Boys can make excellent sitters, I feel, and in some situations be more effective than girls. Just as fathers as well as mothers, men as well as women teachers, contribute to the emotional and social growth of girls, having a boy sitter should be wholesome for girls. Boys should gain early the experience of caring for children. So, I feel we should actively encourage boys to be sitters.

However, I feel the disturbing reality of abuse by sitters, girls as well as boys, ought to be factored into their employment. The risks as well as the requirements involved need to be known and understood by parents who hire, parents who allow their children to sit, and the girls and boys who do the sitting.

These factors should be featured in parental orientation as well as the fine training classes offered by such as the Red Cross, YMCA, and schools.

We take risks in trusting any sitter, and every sitter is in a precarious position.

Some social workers suggest a sitter, boy or girl, who offends is more likely to do so consequent to their own sexually dysfunctional home background. Knowing the family, then, is important.
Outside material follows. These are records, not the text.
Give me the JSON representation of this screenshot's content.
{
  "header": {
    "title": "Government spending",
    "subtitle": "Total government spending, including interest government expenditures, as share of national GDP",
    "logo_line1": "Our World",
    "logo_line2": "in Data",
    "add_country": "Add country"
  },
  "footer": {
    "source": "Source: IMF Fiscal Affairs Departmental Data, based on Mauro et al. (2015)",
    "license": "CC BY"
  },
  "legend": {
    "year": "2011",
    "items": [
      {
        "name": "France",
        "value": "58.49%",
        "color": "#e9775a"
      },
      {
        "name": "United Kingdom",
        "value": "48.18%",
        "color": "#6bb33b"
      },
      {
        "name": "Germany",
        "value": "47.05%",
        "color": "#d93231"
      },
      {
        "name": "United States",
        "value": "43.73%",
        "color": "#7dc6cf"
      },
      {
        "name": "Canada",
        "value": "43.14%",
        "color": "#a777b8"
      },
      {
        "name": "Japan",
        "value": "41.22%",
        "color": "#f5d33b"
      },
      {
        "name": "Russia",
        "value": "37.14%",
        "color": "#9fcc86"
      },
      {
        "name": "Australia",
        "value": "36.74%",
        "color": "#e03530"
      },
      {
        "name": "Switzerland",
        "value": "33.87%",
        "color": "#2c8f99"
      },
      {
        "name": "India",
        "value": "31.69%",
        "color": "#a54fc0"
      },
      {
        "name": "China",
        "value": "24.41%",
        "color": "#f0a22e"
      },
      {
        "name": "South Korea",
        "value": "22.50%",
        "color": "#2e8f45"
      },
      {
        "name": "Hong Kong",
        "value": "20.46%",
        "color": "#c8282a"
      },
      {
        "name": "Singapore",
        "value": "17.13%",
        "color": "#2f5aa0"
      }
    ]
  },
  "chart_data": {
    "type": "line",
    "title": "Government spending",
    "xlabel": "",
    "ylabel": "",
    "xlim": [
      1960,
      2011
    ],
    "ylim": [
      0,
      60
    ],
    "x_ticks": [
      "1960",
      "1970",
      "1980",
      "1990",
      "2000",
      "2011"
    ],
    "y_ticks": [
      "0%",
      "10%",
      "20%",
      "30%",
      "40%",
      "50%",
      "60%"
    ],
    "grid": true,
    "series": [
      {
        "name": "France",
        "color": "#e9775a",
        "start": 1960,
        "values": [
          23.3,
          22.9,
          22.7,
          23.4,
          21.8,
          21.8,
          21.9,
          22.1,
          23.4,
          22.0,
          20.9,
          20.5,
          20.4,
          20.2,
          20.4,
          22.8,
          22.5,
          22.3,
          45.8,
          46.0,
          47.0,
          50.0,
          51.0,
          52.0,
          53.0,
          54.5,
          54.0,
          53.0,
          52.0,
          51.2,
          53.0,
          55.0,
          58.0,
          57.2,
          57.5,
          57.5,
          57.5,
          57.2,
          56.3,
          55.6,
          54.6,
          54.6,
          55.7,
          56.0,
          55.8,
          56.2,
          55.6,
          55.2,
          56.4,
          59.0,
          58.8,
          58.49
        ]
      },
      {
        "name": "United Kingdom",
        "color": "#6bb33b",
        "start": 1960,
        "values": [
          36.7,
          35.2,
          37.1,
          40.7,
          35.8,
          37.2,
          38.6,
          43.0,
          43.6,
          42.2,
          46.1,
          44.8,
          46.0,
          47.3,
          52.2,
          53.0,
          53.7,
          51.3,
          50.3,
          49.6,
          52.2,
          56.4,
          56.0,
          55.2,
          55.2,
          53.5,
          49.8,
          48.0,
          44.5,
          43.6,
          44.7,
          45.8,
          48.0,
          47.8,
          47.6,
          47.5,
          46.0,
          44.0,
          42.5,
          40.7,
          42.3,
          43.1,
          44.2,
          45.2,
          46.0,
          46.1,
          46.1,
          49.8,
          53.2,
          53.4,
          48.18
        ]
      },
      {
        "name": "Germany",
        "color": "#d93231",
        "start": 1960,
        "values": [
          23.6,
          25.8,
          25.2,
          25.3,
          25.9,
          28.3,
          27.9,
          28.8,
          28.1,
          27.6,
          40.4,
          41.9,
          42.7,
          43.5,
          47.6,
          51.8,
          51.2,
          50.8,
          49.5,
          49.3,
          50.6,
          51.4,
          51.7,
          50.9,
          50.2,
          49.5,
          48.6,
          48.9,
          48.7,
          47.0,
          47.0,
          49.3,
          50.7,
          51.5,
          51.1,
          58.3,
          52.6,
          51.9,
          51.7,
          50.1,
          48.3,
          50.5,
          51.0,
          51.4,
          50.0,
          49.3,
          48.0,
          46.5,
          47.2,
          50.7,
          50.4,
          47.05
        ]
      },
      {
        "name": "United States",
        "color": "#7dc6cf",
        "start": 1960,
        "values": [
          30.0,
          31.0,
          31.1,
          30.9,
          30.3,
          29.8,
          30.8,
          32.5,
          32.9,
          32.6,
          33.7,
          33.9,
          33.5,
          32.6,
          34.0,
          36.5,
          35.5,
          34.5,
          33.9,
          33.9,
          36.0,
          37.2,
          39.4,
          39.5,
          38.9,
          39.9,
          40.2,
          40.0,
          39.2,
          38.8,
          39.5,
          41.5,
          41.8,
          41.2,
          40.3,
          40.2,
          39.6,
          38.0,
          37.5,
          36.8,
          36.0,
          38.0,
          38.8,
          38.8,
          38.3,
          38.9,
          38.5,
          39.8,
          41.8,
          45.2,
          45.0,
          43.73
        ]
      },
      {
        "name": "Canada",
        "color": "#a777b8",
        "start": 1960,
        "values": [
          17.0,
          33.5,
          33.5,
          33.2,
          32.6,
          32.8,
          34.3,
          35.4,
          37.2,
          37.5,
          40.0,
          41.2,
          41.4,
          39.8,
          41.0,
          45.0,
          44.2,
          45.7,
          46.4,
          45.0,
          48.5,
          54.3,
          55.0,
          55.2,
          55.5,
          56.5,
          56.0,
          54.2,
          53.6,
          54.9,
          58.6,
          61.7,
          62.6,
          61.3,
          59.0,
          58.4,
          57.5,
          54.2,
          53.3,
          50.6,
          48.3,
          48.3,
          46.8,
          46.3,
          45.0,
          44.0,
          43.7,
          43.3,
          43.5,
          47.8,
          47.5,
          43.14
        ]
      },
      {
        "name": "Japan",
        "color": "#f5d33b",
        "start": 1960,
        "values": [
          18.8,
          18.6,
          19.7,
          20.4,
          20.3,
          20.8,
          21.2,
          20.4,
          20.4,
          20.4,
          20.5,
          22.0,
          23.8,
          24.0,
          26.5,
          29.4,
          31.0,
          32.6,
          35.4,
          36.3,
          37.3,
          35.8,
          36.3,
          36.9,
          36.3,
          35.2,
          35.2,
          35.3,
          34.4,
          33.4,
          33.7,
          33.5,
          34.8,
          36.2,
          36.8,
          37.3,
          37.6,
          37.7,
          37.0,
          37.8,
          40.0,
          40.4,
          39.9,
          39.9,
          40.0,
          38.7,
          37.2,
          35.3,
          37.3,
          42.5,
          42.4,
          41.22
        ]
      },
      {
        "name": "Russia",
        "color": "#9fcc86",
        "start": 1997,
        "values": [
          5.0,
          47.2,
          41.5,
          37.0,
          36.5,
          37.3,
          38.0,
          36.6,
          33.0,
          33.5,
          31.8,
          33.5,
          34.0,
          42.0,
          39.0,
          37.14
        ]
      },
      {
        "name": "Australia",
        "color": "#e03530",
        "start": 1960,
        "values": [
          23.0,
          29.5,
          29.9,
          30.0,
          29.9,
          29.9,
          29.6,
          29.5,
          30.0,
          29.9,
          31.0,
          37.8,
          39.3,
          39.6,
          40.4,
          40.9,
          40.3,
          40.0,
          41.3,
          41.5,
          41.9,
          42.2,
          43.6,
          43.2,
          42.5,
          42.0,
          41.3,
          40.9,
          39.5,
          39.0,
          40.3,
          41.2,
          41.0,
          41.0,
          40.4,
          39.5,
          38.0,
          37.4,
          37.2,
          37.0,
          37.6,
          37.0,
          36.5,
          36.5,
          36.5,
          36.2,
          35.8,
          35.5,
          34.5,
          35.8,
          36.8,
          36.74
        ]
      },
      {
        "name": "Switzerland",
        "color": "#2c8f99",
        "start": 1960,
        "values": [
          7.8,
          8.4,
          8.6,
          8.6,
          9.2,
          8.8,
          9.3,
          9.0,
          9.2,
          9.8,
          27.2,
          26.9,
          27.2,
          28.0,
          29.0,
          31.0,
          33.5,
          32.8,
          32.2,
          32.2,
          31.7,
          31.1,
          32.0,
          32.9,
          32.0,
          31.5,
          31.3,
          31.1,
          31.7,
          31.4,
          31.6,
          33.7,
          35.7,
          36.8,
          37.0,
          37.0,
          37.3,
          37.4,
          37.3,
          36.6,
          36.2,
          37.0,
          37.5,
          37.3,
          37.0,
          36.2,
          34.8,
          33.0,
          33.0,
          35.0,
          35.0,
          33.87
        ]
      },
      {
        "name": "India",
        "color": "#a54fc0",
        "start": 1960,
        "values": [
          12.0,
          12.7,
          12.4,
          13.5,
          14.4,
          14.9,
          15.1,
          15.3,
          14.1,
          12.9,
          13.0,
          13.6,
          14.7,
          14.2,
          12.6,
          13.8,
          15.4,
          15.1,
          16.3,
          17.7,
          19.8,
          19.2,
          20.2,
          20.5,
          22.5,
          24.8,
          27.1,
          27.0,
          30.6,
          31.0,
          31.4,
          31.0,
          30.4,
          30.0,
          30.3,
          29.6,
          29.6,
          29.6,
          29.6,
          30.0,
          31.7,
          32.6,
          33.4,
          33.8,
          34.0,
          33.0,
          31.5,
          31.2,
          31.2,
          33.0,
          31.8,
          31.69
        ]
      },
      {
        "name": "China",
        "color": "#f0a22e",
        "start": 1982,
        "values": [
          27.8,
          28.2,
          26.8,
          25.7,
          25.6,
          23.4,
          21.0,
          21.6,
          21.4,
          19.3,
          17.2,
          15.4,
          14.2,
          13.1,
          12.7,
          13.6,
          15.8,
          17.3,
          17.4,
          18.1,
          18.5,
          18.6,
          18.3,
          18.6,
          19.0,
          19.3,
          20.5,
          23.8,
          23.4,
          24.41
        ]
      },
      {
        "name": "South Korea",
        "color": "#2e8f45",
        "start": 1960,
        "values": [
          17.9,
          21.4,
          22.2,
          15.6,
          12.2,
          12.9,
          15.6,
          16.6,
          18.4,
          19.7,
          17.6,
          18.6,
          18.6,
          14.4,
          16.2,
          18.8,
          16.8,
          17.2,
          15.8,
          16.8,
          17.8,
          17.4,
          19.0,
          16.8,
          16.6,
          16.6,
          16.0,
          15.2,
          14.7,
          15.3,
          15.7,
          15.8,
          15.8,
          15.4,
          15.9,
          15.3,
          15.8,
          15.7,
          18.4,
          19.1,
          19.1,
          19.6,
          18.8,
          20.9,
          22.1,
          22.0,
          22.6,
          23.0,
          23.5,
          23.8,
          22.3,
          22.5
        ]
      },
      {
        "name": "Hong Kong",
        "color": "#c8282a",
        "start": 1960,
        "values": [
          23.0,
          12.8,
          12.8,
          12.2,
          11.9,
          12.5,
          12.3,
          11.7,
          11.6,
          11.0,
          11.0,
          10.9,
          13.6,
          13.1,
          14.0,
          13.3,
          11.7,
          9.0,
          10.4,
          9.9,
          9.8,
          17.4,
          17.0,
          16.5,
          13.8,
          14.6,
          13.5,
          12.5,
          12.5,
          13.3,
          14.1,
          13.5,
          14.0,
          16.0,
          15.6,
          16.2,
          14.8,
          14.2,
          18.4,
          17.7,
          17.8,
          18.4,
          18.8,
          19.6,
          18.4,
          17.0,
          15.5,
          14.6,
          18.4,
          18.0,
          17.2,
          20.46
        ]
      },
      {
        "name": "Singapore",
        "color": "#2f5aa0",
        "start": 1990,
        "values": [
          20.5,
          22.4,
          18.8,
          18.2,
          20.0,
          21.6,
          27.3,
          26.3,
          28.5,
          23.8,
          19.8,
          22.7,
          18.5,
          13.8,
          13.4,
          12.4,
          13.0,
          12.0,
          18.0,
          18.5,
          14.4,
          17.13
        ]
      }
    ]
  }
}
Whether a boy or a girl does the sitting, all sitters should be fully trained and oriented and well screened.

Once so employed, they should be carefully supervised and held immediately accountable. They need to understand and respect that anything and everything they do can and will be known.

Regardless of the gender or age of sitter or child, baby-sitting must be done almost professionally and certainly in a transparent manner well above suspicion.